Global real estate investment activity held up well in the third quarter of 2011 but worsening economic sentiment is likely to have an impact on transaction volumes in Q4, according to JLL's latest Global Capital Flows research report.
Q3 2011 saw $99.4 bn (EUR 74 bn) in direct commercial real estate investment worldwide, up 36% from a year ago, with the most active city markets being London ($6.9 bn), New York ($4.3 bn) and Tokyo ($3.6 bn)
While transaction volumes in the Americas in Q3 were down on Q2, Europe and Asia Pacific held firm, showing an increase of 15% and 13% quarter-on-quarter respectively. JLL warned, however, that European volumes may be affected by sovereign debt concerns in Q4. As such, the broker is now expecting a 10% downside risk to its previous full-year 2011 volumes estimate of $440 bn.

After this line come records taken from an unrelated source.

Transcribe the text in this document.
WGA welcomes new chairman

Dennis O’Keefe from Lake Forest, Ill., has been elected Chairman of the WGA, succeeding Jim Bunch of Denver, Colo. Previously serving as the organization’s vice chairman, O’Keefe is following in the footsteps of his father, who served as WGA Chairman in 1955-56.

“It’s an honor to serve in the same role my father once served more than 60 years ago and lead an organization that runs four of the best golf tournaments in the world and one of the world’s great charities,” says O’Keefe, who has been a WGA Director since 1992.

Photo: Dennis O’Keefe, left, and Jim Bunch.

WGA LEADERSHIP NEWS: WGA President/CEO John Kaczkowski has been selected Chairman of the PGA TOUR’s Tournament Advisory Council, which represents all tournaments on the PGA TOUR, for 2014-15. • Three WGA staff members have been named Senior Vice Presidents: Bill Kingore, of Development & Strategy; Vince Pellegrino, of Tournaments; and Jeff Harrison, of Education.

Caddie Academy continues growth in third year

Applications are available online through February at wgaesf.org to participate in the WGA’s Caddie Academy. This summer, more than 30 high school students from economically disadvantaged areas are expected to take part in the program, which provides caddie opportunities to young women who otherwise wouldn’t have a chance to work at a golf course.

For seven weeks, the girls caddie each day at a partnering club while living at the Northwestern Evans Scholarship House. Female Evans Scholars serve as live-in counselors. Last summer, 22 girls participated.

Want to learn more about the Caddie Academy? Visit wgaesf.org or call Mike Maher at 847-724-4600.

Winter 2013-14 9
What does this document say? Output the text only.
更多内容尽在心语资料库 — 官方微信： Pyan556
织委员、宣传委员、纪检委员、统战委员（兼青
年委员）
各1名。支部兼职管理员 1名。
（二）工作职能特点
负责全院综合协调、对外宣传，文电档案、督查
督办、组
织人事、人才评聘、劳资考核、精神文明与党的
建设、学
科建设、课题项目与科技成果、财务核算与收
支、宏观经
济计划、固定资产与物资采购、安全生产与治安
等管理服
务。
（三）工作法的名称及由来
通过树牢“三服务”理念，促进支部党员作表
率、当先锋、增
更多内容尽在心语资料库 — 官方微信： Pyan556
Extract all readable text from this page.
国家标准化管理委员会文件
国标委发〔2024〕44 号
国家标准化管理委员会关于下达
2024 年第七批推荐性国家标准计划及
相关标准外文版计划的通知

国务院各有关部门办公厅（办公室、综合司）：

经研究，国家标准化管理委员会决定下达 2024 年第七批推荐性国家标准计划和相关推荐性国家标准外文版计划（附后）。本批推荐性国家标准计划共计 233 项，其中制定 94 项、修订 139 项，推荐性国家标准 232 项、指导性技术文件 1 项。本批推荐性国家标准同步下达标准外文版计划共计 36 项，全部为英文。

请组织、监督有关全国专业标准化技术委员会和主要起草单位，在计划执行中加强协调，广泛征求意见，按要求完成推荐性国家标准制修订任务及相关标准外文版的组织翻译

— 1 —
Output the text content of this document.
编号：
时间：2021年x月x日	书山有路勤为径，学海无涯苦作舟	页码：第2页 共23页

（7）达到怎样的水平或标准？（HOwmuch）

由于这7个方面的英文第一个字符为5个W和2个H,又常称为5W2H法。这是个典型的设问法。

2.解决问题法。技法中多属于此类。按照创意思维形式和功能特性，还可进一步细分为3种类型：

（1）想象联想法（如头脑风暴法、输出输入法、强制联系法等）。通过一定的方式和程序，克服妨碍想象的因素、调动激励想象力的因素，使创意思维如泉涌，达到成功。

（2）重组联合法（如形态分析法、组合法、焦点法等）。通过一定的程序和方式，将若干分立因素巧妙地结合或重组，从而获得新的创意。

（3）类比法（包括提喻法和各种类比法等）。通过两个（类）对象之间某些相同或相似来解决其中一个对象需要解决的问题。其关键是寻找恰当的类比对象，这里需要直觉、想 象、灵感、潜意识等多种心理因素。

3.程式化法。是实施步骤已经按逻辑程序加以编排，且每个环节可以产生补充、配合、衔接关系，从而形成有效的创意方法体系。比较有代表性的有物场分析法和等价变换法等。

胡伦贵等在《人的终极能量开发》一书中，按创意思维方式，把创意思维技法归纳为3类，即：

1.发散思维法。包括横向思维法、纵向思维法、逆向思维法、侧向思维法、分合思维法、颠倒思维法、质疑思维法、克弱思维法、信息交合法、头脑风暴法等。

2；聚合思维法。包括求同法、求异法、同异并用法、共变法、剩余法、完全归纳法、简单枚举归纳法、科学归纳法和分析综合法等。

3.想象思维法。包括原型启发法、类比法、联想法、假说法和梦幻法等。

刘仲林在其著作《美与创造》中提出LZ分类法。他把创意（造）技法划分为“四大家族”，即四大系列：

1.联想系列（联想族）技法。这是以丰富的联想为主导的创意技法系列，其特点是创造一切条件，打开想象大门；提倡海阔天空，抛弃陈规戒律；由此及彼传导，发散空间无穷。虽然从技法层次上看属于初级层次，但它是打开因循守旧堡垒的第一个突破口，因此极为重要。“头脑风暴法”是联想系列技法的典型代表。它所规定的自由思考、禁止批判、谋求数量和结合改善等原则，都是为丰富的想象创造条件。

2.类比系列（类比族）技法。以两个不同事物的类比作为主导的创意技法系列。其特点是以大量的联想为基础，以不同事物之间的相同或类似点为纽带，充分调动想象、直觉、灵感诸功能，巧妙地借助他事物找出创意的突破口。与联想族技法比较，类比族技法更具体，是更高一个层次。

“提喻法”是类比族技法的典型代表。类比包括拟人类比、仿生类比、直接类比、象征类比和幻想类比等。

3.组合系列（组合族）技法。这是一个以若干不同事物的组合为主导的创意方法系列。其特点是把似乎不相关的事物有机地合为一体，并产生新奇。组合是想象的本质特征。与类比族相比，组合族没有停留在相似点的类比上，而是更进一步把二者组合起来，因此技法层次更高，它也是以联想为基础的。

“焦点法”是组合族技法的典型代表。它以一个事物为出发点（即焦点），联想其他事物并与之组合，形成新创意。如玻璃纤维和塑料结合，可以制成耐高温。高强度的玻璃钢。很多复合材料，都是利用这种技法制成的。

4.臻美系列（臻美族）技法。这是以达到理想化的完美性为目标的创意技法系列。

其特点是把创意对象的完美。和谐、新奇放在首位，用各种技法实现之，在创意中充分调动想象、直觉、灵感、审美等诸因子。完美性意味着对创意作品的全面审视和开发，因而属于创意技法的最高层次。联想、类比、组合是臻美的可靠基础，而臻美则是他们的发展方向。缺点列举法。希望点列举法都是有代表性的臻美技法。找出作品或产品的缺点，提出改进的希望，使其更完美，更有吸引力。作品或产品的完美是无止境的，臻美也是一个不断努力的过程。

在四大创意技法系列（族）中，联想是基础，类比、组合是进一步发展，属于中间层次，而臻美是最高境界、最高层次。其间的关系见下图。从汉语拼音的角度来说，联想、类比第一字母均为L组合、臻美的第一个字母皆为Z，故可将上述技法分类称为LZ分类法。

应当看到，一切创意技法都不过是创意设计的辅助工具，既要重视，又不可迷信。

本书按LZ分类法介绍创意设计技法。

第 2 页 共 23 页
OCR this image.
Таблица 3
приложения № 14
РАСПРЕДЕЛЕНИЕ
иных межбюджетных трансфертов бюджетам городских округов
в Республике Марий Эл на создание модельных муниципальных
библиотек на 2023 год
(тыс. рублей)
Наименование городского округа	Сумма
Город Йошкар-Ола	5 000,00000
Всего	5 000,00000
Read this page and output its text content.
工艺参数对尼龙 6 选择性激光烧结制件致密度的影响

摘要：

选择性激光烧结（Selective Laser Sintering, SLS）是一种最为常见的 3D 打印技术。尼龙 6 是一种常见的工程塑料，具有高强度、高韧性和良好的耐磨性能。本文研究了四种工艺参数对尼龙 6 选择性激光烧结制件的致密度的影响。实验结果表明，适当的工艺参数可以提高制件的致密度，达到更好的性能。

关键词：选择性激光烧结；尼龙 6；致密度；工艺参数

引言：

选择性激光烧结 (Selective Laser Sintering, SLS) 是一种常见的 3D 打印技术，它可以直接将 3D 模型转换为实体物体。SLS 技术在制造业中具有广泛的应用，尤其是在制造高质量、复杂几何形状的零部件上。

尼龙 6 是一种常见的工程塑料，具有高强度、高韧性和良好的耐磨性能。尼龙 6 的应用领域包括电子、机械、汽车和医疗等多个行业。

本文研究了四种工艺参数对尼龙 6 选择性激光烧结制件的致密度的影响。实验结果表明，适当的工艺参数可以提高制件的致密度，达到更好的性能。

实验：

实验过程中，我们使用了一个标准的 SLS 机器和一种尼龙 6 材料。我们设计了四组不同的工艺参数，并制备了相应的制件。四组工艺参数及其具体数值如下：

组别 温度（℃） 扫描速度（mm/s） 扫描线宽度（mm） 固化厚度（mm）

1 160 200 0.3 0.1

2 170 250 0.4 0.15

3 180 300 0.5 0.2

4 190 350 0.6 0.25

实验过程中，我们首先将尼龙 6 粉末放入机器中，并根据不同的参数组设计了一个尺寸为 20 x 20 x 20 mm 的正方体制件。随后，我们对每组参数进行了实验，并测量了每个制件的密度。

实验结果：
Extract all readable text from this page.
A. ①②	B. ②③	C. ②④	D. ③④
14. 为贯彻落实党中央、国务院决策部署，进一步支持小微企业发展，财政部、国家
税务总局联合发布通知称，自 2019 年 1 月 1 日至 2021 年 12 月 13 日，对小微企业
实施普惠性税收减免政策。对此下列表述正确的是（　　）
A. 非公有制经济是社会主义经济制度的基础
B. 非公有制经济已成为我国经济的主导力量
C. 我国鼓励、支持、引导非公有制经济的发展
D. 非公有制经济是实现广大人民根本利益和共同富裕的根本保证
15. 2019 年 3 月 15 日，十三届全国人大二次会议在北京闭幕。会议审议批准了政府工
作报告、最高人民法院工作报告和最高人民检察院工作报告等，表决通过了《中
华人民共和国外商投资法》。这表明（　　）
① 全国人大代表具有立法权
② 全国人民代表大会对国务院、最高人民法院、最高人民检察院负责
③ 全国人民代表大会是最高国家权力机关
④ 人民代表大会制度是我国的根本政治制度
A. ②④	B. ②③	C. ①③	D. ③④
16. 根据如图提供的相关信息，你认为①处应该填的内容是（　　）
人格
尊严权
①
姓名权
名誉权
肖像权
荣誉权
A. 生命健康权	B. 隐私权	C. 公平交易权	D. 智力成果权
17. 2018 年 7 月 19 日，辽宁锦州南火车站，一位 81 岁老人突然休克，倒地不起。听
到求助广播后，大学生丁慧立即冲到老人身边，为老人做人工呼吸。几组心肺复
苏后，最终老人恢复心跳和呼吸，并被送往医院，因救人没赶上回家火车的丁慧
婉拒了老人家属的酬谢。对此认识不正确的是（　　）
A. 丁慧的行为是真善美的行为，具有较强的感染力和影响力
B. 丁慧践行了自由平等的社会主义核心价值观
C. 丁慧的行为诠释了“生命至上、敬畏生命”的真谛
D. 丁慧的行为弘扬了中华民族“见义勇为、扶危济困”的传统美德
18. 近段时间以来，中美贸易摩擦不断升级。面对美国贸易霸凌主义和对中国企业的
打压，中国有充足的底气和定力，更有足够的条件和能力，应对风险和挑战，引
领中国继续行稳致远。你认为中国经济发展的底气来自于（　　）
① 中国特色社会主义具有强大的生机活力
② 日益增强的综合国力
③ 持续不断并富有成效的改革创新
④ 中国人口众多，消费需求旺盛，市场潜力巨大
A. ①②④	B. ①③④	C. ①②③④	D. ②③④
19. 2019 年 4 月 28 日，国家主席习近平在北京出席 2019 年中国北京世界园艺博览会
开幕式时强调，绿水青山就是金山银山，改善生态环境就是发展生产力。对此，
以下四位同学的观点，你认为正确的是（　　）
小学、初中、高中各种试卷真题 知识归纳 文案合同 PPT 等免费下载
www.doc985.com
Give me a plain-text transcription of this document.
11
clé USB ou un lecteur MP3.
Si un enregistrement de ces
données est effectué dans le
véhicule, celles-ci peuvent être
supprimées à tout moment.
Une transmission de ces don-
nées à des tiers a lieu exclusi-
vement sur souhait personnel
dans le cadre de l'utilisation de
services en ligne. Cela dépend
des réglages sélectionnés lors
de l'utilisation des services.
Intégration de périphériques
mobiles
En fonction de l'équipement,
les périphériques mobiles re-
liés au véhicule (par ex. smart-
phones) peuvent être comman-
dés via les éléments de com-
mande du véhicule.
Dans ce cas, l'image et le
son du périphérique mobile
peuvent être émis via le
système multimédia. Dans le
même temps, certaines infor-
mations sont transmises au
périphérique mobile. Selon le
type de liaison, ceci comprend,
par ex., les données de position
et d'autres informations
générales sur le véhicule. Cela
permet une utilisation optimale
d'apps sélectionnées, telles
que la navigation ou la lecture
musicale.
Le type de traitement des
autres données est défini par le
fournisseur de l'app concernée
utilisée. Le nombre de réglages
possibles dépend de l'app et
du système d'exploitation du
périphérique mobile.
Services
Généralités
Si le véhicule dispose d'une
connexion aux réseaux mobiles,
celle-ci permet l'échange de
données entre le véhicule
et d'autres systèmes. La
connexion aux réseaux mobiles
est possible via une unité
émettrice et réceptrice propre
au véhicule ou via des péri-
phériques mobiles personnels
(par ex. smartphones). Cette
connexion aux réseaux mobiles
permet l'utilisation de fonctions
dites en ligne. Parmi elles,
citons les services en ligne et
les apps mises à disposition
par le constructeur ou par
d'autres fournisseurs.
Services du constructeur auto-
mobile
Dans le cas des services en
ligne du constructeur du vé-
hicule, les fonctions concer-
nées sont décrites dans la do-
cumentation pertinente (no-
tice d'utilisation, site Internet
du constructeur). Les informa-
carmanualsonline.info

The US, the global funds, and the UK were the most active sources of investment capital (including both domestic and cross-border) during Q3. The global funds, Singapore, and the US were once again the biggest cross-border investors. Equity market volatility and tougher fundraising conditions suggest these groups may not be as active going forward, creating a window of reduced competition for other buyer groups, JLL said.